Basommatophorans are characterized by having their eyes located at the base of their non-retractile tentacles, rather than at the tips, as in the true land snails Stylommatophora. The majority of basommatophorans have shells that are thin, translucent, and relatively colorless, and all except Amphibola lack an operculum.

== Taxonomy ==
=== 1997 taxonomy ===
In the older taxonomy of the Gastropoda (Ponder & Lindberg, 1997) the suborder Basommatophora consisted of the families :
- Acroloxidae Thiele, 1931
- Amphibolidae J. E. Gray, 1840 - only one species Amphibola crenata
- Ancylidae
- Carychiidae Jeffreys, 1830
- Chilinidae
- Lancidae
- Latiidae
- Lymnaeidae Rafinesque, 1815
- Otinidae H. Adams & A. Adams, 1855
- Physidae Fitzinger, 1833
- Planorbidae Rafinesque, 1815
- Siphonariidae J. E. Gray, 1840
- Trimusculidae Zilch, 1959

=== 2005 taxonomy ===
The informal group Basommatophora contains the following superfamilies and the clade Hygrophila (according to the Taxonomy of the Gastropoda (Bouchet & Rocroi, 2005)):
- Superfamily Amphiboloidea Gray, 1840
  - Family Amphibolidae Gray, 1840
- Superfamily Siphonarioidea Gray, 1827
  - Family Siphonariidae Gray, 1827
  - † Family Acroreiidae Cossmann, 1893

- Clade Hygrophila
- Superfamily Chilinoidea Dall, 1870
  - Family Chilinidae Dall, 1870
  - Family Latiidae Hutton, 1882
- Superfamily Acroloxoidea Thiele, 1931
  - Family Acroloxidae Thiele, 1931
- Superfamily Lymnaeoidea Rafinesque, 1815
  - Family Lymnaeidae Rafinesque, 1815
- Superfamily Planorboidea Rafinesque, 1815
  - Family Planorbidae Rafinesque, 1815
  - Family Physidae Fitzinger, 1833

The family Ancylidae has been reduced in the new taxonomy to the status of tribe Ancylini Rafinesque, 1815 of the subfamily Planorbinae Rafinesque, 1815 of the family Planorbidae Rafinesque, 1815.
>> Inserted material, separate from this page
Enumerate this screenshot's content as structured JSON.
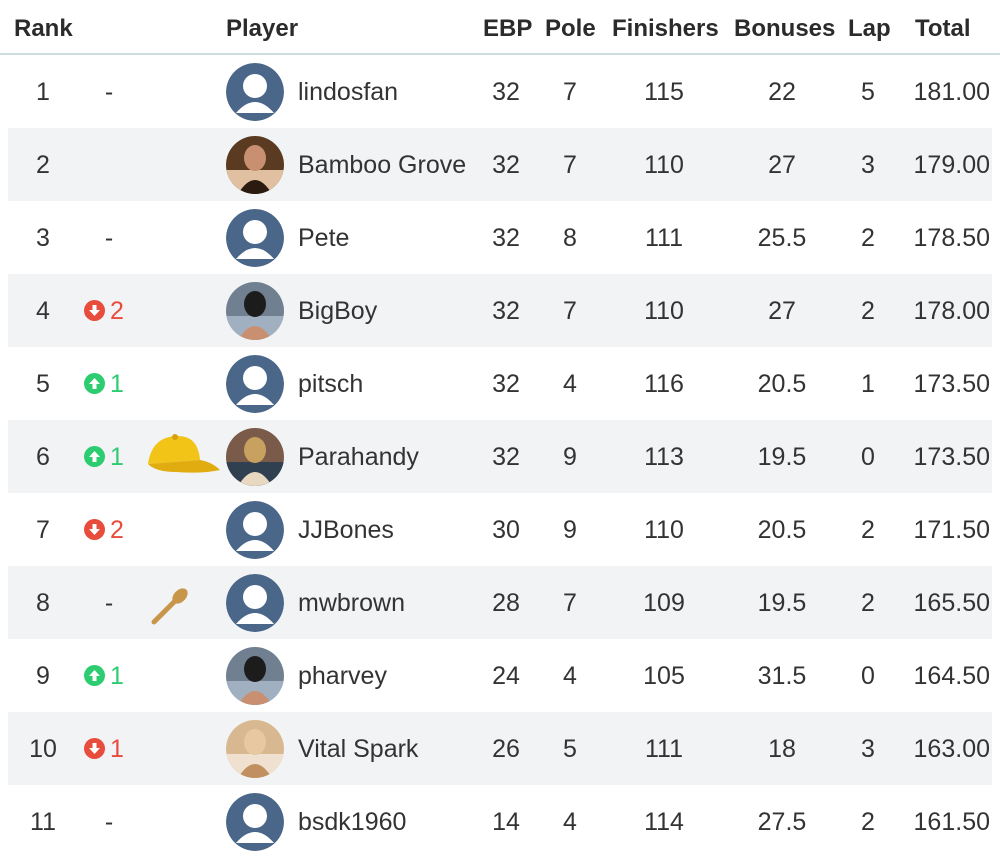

The family Carychiidae has been reduced in this taxonomy to the status of subfamily Carychiinae Jeffreys, 1830 of the family Ellobiidae L. Pfeiffer, 1854 (1822).
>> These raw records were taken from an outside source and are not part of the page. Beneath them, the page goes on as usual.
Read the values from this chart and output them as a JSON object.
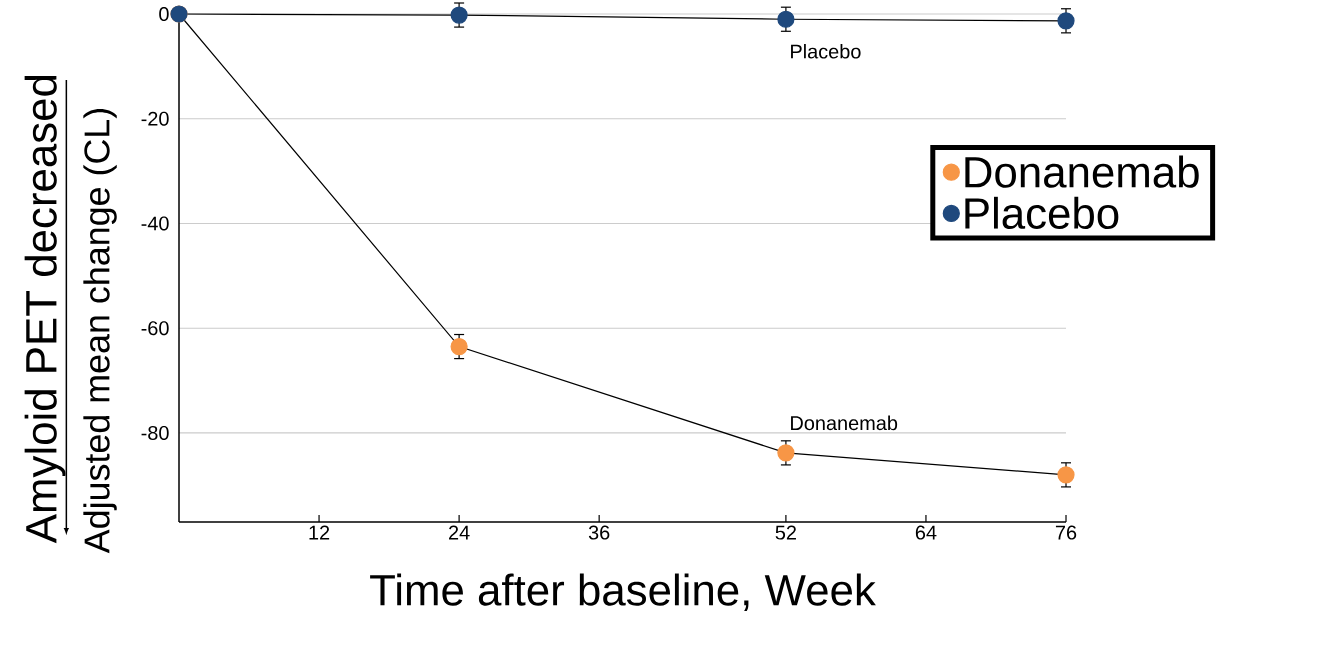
{
  "chart_data": {
    "type": "line",
    "xlabel": "Time after baseline, Week",
    "ylabel": "Adjusted mean change (CL)",
    "x": [
      0,
      24,
      52,
      76
    ],
    "series": [
      {
        "name": "Donanemab",
        "color": "#f79646",
        "values": [
          0,
          -63.5,
          -83.8,
          -88.0
        ],
        "errors": [
          null,
          2.3,
          2.3,
          2.3
        ]
      },
      {
        "name": "Placebo",
        "color": "#1f497d",
        "values": [
          0,
          -0.2,
          -1.0,
          -1.3
        ],
        "errors": [
          null,
          2.3,
          2.3,
          2.3
        ]
      }
    ],
    "xlim": [
      0,
      76
    ],
    "ylim": [
      -97,
      0
    ],
    "xticks": [
      12,
      24,
      36,
      52,
      64,
      76
    ],
    "yticks": [
      0,
      -20,
      -40,
      -60,
      -80
    ],
    "grid": "y",
    "legend": "right",
    "marker": "circle",
    "annotations": [
      "Amyloid PET decreased",
      "Placebo",
      "Donanemab"
    ]
  }
}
The family Lancidae has been reduced in this taxonomy to the status of subfamily Lancinae Hannibal, 1814 of the family Lymnaeidae Rafinesque, 1815.

=== 2010 taxonomy ===
More recently, the Basommatophora was found to be polyphyletic, and so Jörger et al. (2010) moved its three members, the (superfamily Siphonarioidea, superfamily Amphiboloidea, and clade Hygrophila) into a new taxon, Panpulmonata.